Xi Jiayi's gaze cut through him, her voice like steel.

"The law punishes crime. But tell me, Chief Jing—who punishes contempt? Who punishes a society that grows blind even when the honor of its teachers is dragged into the dirt?"

Her words hit the room like a storm.

"People love to say, respect teachers. Honor teachers. But it's a lie. Empty words. Because when a teacher is beaten, when she bleeds, when her dignity is torn apart—what does society do? They shake their heads, mutter tragic, and move on. As if the one who carried generations on her shoulders was nothing but another nameless victim."

Her voice rose, sharper, harder.

"Parents give life. But its teachers who give them the direction. They take children who know nothing, who cannot even tell right from wrong, and shape them into human beings. They bleed themselves dry, lesson after lesson, sacrifice after sacrifice, so that someone else's child can stand tall. And this is the reward? To be treated as prey? To be violated, mocked, crushed—and the world shrugs?"

She slammed her fist against the bars. The culprits shrank back in terror.

"To harm a woman is already a crime. But to defile a teacher is to defile the nation itself. It is to spit on the hands that raised you, to trample the soil from which tomorrow grows. If a society allows this, what lesson does it teach its children? That the most sacred can be humiliated and nothing will change? That the ones who shape the future can be broken like ants, and no justice will come?"

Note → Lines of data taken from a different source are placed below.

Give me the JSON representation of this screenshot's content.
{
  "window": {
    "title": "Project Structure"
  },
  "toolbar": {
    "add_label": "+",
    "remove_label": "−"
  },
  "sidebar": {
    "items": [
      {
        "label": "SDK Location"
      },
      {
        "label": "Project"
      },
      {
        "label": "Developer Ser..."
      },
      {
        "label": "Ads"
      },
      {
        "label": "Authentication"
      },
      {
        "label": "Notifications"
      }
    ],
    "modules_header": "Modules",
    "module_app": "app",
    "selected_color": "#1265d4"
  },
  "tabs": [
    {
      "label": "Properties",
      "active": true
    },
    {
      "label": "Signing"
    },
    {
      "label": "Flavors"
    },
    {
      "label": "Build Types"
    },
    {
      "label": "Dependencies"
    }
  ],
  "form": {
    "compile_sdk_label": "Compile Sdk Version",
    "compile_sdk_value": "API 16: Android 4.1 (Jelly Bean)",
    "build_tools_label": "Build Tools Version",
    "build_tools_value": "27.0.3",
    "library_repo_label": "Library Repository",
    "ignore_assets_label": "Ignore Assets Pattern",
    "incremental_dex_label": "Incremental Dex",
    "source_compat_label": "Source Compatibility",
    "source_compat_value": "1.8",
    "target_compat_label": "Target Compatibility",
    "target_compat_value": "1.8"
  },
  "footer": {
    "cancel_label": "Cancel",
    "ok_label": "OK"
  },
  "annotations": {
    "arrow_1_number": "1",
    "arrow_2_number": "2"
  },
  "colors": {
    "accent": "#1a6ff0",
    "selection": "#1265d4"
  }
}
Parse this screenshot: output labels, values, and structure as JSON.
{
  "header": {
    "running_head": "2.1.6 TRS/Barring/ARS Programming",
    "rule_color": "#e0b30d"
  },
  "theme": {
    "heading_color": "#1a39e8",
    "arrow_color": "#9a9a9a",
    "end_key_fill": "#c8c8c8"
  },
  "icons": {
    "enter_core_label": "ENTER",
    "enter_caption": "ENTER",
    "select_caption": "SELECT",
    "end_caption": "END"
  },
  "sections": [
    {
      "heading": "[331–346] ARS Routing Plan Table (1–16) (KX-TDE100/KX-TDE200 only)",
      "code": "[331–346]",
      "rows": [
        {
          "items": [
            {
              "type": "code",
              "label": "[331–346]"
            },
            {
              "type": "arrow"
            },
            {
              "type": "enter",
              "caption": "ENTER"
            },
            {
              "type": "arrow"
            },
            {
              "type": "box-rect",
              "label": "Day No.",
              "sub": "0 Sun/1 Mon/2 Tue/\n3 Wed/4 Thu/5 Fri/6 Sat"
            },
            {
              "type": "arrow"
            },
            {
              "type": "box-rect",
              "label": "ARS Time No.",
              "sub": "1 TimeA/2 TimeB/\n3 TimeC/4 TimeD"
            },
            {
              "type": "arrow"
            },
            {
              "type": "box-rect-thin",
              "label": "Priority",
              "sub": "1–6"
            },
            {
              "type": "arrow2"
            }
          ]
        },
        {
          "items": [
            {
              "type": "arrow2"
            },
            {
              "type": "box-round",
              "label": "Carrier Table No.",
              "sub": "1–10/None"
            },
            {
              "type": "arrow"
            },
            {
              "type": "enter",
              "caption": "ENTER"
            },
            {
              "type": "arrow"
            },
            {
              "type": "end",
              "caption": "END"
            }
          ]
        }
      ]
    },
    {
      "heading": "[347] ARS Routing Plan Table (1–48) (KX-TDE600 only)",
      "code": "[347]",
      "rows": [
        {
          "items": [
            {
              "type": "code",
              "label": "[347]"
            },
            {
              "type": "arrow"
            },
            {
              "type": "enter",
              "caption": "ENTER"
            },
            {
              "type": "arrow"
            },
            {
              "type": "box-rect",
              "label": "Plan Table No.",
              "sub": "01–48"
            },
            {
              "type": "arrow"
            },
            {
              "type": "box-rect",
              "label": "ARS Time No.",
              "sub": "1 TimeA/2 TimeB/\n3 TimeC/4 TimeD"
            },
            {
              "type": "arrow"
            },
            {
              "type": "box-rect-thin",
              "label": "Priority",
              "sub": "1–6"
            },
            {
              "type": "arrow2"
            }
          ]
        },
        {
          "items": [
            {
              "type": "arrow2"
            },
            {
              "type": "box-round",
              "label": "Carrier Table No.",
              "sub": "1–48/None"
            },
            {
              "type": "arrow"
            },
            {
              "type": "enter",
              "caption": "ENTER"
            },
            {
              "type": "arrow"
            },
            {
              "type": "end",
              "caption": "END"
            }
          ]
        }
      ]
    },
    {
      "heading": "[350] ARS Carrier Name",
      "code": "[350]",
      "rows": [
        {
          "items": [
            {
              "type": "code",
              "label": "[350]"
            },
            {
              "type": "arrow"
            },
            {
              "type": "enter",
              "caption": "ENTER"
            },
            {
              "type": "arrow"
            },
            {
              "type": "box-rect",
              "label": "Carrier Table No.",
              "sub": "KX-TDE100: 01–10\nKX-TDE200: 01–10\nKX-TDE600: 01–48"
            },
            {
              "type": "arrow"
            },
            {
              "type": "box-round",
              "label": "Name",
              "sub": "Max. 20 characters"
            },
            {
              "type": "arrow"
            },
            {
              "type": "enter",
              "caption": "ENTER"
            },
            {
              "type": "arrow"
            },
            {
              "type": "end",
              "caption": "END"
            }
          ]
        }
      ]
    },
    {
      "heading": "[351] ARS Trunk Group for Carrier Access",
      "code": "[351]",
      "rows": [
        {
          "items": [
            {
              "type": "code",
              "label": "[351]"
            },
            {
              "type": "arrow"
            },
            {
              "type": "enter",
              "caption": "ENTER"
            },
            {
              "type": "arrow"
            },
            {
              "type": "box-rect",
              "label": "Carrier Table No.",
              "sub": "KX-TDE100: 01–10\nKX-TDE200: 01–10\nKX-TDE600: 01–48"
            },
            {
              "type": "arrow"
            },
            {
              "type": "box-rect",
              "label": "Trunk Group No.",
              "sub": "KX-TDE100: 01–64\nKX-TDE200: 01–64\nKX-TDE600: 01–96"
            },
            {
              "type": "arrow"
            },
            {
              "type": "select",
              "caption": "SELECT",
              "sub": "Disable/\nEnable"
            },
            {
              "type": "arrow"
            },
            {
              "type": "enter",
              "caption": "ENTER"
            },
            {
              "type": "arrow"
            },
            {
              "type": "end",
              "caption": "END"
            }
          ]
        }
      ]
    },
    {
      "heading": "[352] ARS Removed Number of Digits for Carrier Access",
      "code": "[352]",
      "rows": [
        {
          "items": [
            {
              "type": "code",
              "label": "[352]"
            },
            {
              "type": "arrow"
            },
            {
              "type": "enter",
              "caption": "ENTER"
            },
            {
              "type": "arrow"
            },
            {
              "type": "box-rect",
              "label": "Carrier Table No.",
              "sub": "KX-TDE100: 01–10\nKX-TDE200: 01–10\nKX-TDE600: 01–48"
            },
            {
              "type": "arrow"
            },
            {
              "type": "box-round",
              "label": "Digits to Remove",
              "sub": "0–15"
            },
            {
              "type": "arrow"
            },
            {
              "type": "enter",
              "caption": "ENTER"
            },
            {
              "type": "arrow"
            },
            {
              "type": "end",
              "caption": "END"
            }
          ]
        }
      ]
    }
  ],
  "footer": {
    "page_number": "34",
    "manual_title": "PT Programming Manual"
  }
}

Her gaze raked the officers like a blade.

"Tell me—would you even wear that uniform if not for a teacher who once corrected your hand, pushed you forward, made you more than you were? And if that same teacher were dragged into filth, would you stay silent? Would you let vermin like this breathe another day?"

The culprits shrank against the wall, their bravado crushed to dust.

Jing Yongwei opened his mouth to speak—but no words came.

Jun Meiyu's heart trembled. For the first time in her life, she felt something she hadn't even known she longed for—acknowledgment. Respect.

A weight she had carried silently all these years was finally seen, honored, by a girl who wasn't even her student.

Her eyes stung. Tears blurred her vision.

The officers stood frozen, throats tight, their eyes stinging. Memories of their own teachers surged—the voices that once guided them, the hands that once lifted them. They had saluted teachers in words, yes, but never in truth. And Xi Jiayi's fury stripped them bare, left them trembling.

Until a voice shattered it.

From the back, an officer growled, his rage overflowing.

"Chief Jing… open the cell. Let us in—we'll smash every bone in these b*stards."